Basketball
Olympic Basketball: Team USA has not peaked yet, say players

Reuters
LONDON – A record-shattering scoring binge for the US NBA Olympic Dream Team is bad enough, but what is even worse for the Americans’ rivals is the idea that the multi-millionaire superstars have not yet peaked.
The unbeaten US squad will face Lithuania on Saturday seeking to clinch a spot in the medal playoffs and coming off the greatest offensive performance in Olympic history, a jaw-dropping 156-73 rout of Nigeria.
“It will go down in history,” US reserve Andre Iguodala said. “It only matters if we achieve our goals. We’re trying to get better as a team going forward. Our mission is get the gold. We’re trying to peak at the right time.”
The NBA lineup connected on 59-of-83 shots, a staggering 71 percent accuracy rate, with a US Olympic record 29 3-pointers on 46 attempts.
Carmelo Anthony scored a US Olympic record 37 points, aided by 10-of-12 shooting from 3-point range, sinking his final five 3-point tries in a row in 2:05 before being benched midway into the third quarter, the US ahead 100-54.
“It was just incredible,” Anthony said. “Everybody played off each other, took the shots that were open and they went in.”
Every US player scored, each half producing 78 points, a new record score for any half in the Olympics.
“Amazing experience just to be a part of that game,” said US reserve James Harden. “We beat a team by 83 points and that’s unheard of. It was an honour to be a part of that.”
US big man Tyson Chandler, who managed a measely two points, marveled at the outside shooting display.
“That was unbelievable,” he said. “I’ve never seen four quarters put together like that in a basketball game.”
Mark Adams, the International Olympic Committee communicatons chief, pondered the idea of whether or not the blowout was good for Olympic basketball given the concern of competitiveness.
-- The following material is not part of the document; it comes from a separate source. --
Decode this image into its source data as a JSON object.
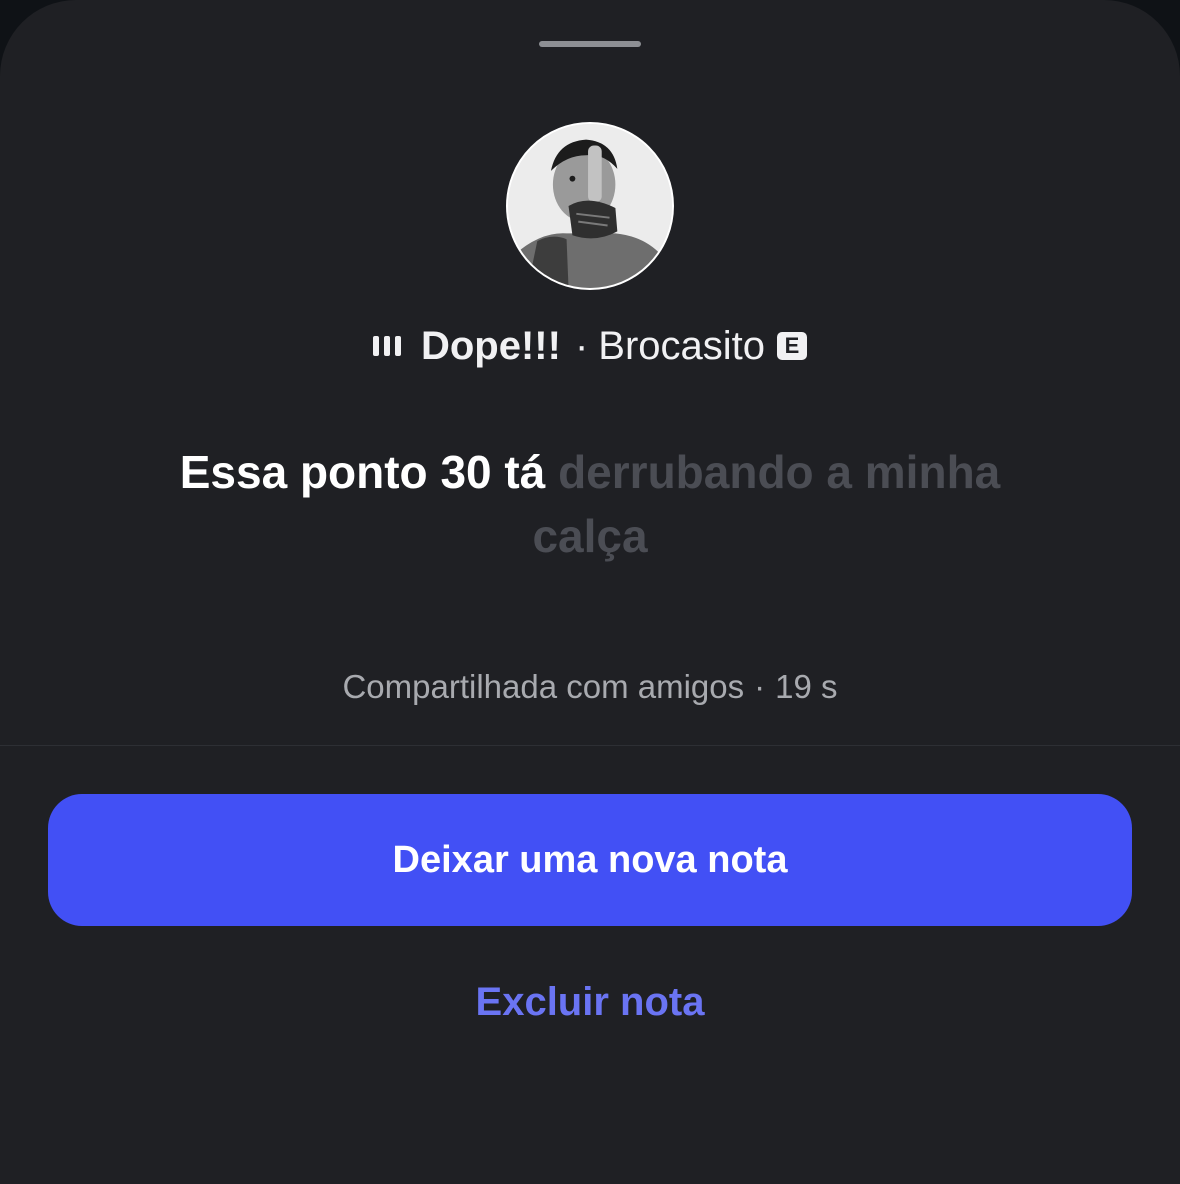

“I think everyone wants to see good competition,” he said. “In some senses I think it is damned if we do and damned if we don’t.
“People want to see as many teams, as many countries, represented as possible. Obviously there has to be a good level of competition. So no, I don’t think it is damaging.
“There may be some games where some teams do miles better than others, but that doesn’t mean there’s not a good decent level of competition and representation, and our job at the IOC is to try to balance those two things.”
US coach Mike Krzyzewski defended complaints the US stars tried to humiliate the Nigerians, noting he benched Kobe Bryant, LeBron James and Anthony and tried to slow the game down.
“The first thing we did was not play LeBron and Kobe in the second half,” he said.
“The second thing was, even with Carmelo shooting like that, we benched him. We didn’t play Durant. We didn’t take any fast breaks in the fourth quarter and we played all zone (defence).
“You have to take a shot every 24 seconds and the shots we took happened to be hit.”
“There is no way in the world that our program in the United States is ever out to humiliate anyone. A coach would be humiliated if we didn’t play hard. But the score is irrelevant to us. We just want to play well and win.”
Spain and Russia have already booked their berths in the medal playoffs and others in addition to the US Dream Team will try and join them on Saturday.
Argentina can clinch in Group A with a victory over Nigeria and a French win over Tunisia should be enough as well. In Group B, Brazil can advance by beating China and Australia can reach the last eight by beating Britain.
In addition, unbeaten Group B leaders Russia and Spain meet in a game likely to decide which is a top seed and probably in the opposite bracket from the Americans.